17 March 2021: “In the reckoning on racism triggered by George Floyd’s killing, decades of complaints from Black families hurt by the child welfare system are bubbling over into public protest,” co-director of the New York University School of Law Family Defense Clinic, Chris Gottlieb writes in Time magazine. “Outraged calls for racial justice have come to a new battleground: child welfare.” It’s a story being played out across the world as indigenous families from the US to Australia, and families of colour, highlight how government authorities still, to this day, too readily remove children from parents who love them.
“Separation of families of color at the border by the Trump Administration was far from the first time that our government has used the taking of children as a terrifying act of persecution.
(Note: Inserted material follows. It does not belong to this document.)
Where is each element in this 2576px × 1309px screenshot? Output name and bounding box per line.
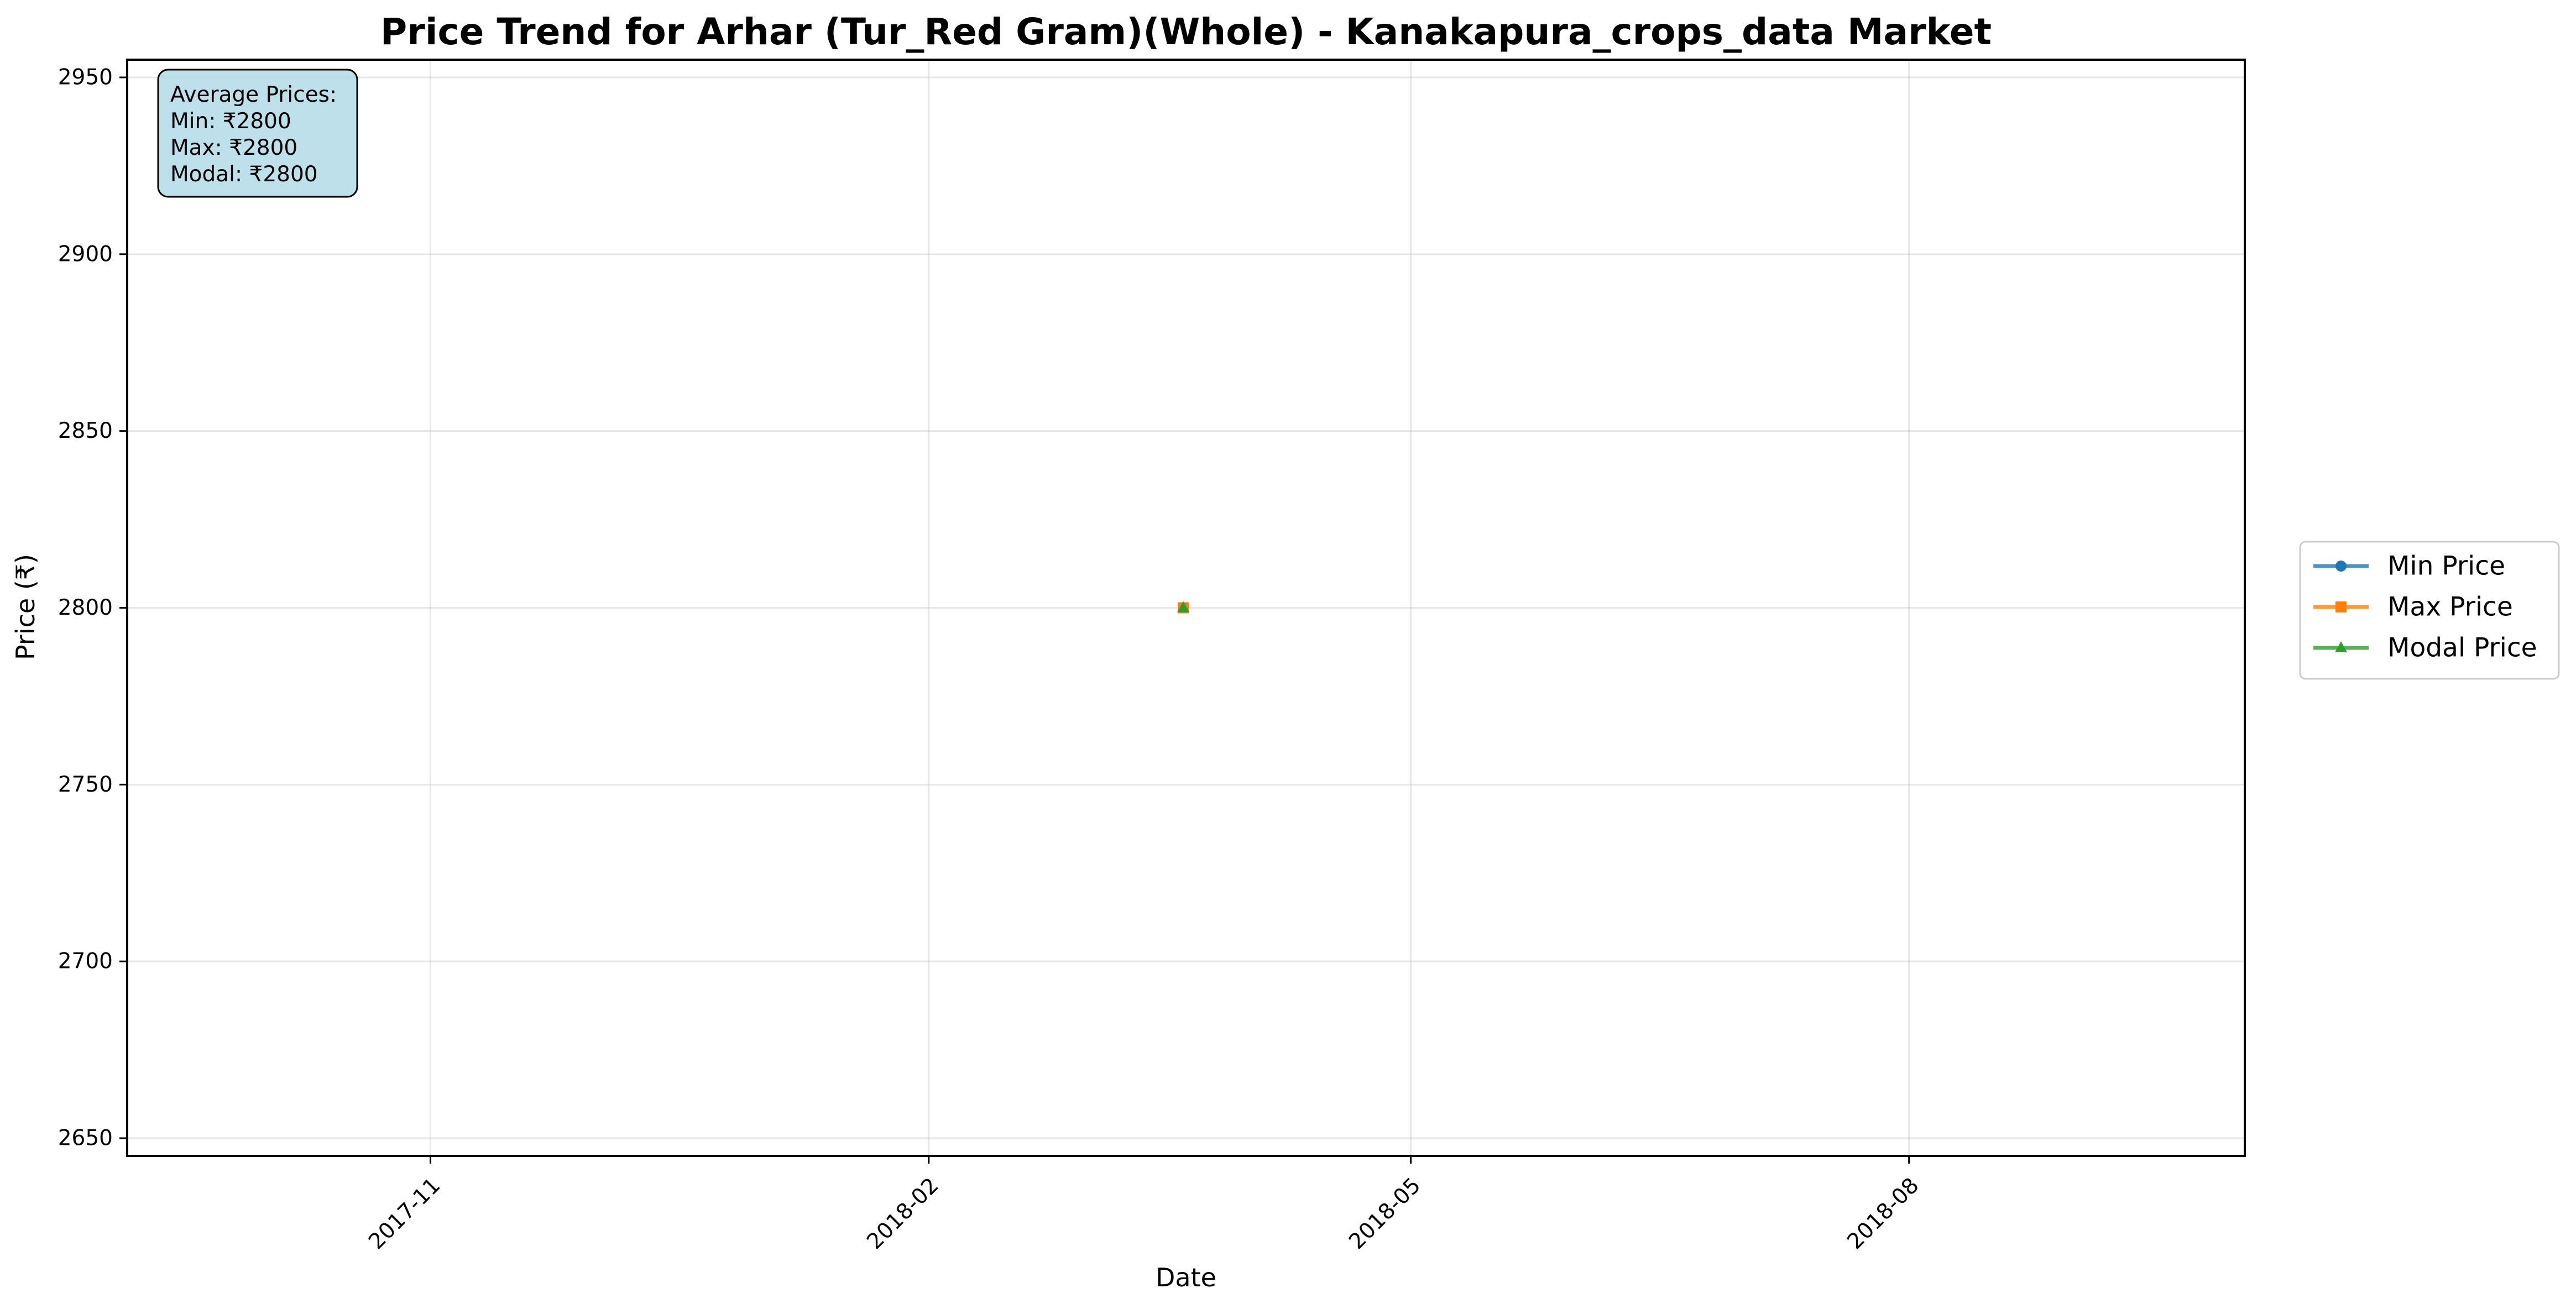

Our current foster care system is an extension of a deeply ingrained history of separating children from their parents based on claims that it would further the children’s “best interests.” Such claims rationalized separating Black families during slavery and Reconstruction and immigrant families at the end of the 19th century, when an estimated 200,000 children, primarily from immigrant Catholic families were put on so-called “orphan trains”, often by Protestant “child savers.” Many of these falsely labeled “orphans”—most of their parents were living—ended up as indentured servants in the Midwest.
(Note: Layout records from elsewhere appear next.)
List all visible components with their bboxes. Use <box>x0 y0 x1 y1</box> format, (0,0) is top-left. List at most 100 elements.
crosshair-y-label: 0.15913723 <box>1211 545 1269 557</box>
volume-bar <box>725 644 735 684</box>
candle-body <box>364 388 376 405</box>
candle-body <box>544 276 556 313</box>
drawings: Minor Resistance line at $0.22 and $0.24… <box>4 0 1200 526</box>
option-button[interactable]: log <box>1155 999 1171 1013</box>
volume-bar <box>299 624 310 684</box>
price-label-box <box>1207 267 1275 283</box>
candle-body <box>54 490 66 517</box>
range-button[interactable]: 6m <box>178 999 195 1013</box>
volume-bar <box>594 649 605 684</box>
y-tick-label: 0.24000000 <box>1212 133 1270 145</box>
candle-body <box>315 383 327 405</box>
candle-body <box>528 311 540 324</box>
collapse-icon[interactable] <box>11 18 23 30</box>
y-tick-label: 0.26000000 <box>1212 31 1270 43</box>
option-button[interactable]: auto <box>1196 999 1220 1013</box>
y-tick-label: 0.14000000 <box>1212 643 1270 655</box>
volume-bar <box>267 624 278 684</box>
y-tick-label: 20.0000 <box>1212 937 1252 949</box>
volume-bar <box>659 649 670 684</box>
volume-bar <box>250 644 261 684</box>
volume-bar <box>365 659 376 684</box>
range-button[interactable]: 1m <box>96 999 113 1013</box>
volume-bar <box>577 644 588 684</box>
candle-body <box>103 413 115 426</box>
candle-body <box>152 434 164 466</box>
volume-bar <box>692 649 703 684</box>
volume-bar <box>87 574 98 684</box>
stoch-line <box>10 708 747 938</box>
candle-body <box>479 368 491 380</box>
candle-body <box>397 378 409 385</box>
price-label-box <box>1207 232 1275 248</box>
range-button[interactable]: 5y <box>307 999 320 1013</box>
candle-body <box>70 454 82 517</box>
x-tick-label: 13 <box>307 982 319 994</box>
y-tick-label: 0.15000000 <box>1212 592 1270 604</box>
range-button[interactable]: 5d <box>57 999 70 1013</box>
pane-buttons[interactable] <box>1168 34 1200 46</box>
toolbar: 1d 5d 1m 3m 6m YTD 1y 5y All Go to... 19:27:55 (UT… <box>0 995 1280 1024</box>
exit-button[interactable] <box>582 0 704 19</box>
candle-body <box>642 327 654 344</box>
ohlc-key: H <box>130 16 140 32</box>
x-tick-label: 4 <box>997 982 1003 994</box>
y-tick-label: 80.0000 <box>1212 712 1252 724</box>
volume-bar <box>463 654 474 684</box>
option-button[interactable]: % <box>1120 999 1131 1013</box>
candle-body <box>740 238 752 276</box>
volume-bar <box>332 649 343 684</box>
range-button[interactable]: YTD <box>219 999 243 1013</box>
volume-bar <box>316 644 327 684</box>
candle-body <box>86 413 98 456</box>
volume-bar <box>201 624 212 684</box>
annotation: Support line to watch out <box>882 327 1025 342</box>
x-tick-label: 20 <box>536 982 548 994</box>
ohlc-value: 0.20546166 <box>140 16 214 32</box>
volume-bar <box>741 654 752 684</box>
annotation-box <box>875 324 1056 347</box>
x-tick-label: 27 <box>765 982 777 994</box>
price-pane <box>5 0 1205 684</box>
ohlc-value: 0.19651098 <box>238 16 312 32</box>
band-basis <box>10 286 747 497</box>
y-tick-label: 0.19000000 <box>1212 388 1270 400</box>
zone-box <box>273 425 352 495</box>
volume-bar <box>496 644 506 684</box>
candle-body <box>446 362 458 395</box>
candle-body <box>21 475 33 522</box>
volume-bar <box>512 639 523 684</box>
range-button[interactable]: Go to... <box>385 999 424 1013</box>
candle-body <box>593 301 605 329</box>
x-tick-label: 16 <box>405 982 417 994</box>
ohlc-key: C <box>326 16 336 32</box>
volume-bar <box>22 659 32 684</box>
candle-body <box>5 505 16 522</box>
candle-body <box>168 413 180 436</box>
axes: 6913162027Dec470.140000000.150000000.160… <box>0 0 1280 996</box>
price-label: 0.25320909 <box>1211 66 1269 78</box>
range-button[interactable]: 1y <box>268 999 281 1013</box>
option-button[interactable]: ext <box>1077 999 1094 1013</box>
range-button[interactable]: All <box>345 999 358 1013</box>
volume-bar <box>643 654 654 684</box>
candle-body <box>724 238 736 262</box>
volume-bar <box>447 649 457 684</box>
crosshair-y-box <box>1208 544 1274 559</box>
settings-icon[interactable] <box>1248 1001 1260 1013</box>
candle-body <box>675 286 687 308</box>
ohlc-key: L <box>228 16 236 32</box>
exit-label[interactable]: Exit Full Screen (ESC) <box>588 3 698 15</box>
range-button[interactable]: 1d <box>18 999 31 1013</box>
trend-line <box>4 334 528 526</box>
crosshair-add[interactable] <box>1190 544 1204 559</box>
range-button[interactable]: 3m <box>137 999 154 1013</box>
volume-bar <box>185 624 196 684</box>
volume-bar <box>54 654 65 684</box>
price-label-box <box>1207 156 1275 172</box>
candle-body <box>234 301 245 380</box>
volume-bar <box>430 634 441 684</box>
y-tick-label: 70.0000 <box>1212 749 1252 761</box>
“Prejudice also motivated the separation of an extraordinary number of Indigenous American families. Beginning in 1860, tens of thousands of children were forced to leave their communities to be “civilized” at residential facilities. Later, between 25% and 35% of Indigenous American children were taken from their parents and put up for foster care or adoption by white families.
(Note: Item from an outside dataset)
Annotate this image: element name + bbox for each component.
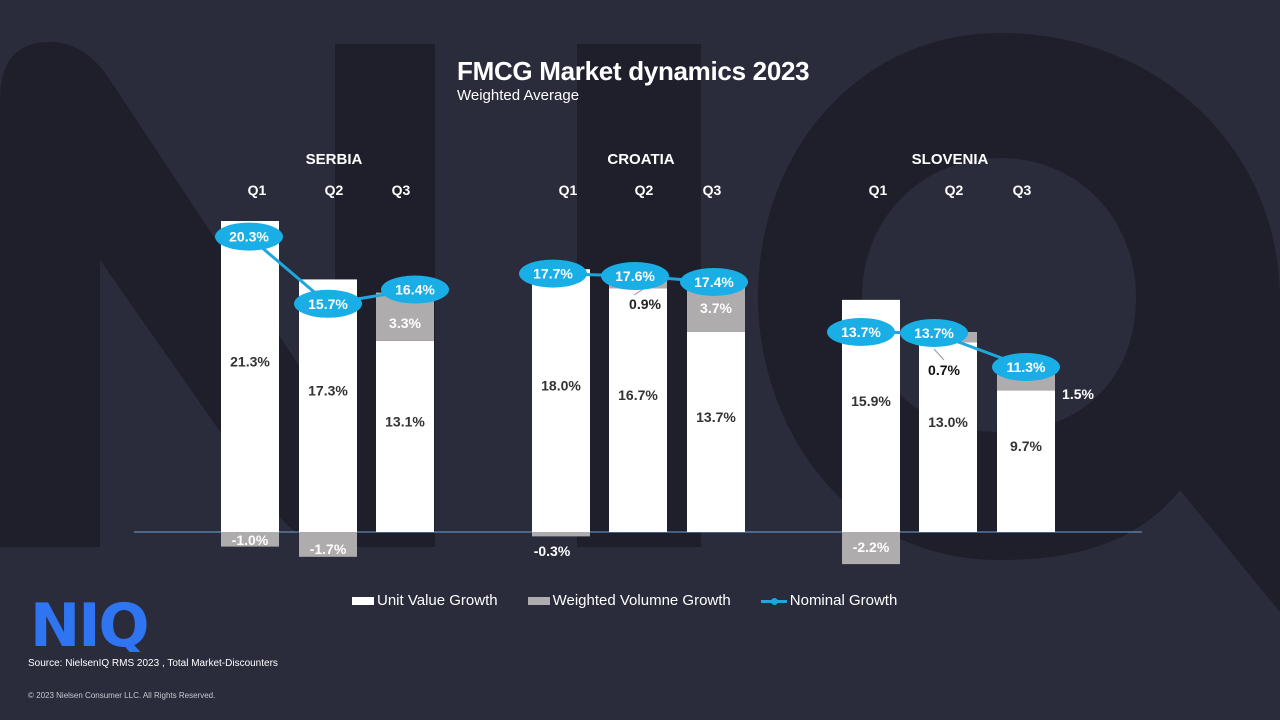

“Today, more than 200,000 children of color are in government custody in our foster system, and the current protesters are largely low-income Black and brown parents who explain that fear-mongering about child abuse has empowered child protective authorities to unfairly target their communities and invade their homes with virtual impunity. A shocking 53% of Black children’s homes are investigated by child welfare officials. That knock at the door is not benign social work. Caseworkers routinely demand entry into homes in the middle of the night without warrants. The interrogations are frightening; the strip searches degrading. Far too often, they end with the trauma of children pulled from their parents’ arms.”